Rebecca Lefton – ThinkProgress.org, 06/21/2012

Rio +20, the UN Conference on Sustainable Development, is renewing international conversations about how to simultaneously address poverty, protect the environment, and maintain balanced economic growth.  If progress is to be made, the agenda must reflect that achieving gender equality is intimately tied to achieving these other goals, as well as being a goal in and of itself.  But as current negotiations stand, Rio risks losing an opportunity to embrace and strengthen the link between women’s rights and gender equality and sustainable development

A draft agreement was reached on Tuesday after lengthy and painstaking negotiations. But many are disappointed, including those who support women’s equality.  Country negotiators have been working over the last several months to complete an agreement to bring before official high-level negotiations that began on June 20. In the process the text ballooned from an original 19 page document to hundreds of pages. But yesterday’s slimmed down version of 49 pages represents the lowest common denominator. Appallingly, women’s reproductive rights and references to gender equality were a casualty.

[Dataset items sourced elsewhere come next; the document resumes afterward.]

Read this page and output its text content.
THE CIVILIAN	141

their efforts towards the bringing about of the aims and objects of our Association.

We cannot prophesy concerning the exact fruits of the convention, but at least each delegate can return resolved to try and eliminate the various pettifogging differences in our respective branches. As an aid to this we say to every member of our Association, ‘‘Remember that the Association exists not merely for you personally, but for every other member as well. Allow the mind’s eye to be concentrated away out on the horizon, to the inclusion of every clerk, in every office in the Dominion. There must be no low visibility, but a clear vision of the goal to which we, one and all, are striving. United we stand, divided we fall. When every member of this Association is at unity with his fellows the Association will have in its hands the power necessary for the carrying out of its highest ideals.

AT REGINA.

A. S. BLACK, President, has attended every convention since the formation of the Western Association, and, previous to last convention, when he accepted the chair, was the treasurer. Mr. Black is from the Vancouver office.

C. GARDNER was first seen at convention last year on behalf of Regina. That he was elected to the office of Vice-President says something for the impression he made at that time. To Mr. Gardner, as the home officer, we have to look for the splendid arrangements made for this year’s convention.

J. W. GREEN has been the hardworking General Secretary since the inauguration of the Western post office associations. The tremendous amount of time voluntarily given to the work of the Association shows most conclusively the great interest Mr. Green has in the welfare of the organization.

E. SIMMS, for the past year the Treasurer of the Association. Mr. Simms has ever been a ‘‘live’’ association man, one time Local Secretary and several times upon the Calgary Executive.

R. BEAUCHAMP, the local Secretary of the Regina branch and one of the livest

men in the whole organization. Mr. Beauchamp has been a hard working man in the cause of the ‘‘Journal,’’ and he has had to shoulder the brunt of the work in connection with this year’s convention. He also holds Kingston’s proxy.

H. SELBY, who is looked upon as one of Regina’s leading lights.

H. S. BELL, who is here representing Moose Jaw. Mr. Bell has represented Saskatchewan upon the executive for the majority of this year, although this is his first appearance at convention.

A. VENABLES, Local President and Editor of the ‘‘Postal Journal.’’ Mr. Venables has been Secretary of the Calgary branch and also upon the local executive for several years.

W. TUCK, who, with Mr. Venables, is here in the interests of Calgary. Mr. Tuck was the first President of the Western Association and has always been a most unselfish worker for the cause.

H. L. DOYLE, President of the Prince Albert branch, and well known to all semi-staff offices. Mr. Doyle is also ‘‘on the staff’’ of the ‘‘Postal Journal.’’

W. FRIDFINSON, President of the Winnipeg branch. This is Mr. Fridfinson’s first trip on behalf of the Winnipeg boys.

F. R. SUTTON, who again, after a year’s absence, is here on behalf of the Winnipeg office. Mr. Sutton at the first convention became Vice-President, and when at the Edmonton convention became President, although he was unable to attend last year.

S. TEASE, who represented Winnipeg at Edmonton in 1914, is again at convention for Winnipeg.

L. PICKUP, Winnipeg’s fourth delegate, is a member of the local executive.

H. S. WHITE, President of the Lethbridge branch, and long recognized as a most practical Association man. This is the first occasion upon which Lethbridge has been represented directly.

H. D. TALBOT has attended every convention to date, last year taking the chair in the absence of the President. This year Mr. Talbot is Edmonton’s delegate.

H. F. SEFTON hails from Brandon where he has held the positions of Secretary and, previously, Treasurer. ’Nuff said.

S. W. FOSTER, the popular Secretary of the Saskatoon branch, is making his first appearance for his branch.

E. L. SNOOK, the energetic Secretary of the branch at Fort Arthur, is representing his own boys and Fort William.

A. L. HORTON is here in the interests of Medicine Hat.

The United States, Norway, and women’s NGOs that organized through the Women’s Major Group fought hard to include language ensuring reproductive rights for women and affirming gender equality in the Rio text. However, the Holy See (the Vatican) led an opposition that ultimately prevailed in removing key sections for gender equality in the text.  The result is that language ensuring reproductive rights were completely dropped from the text.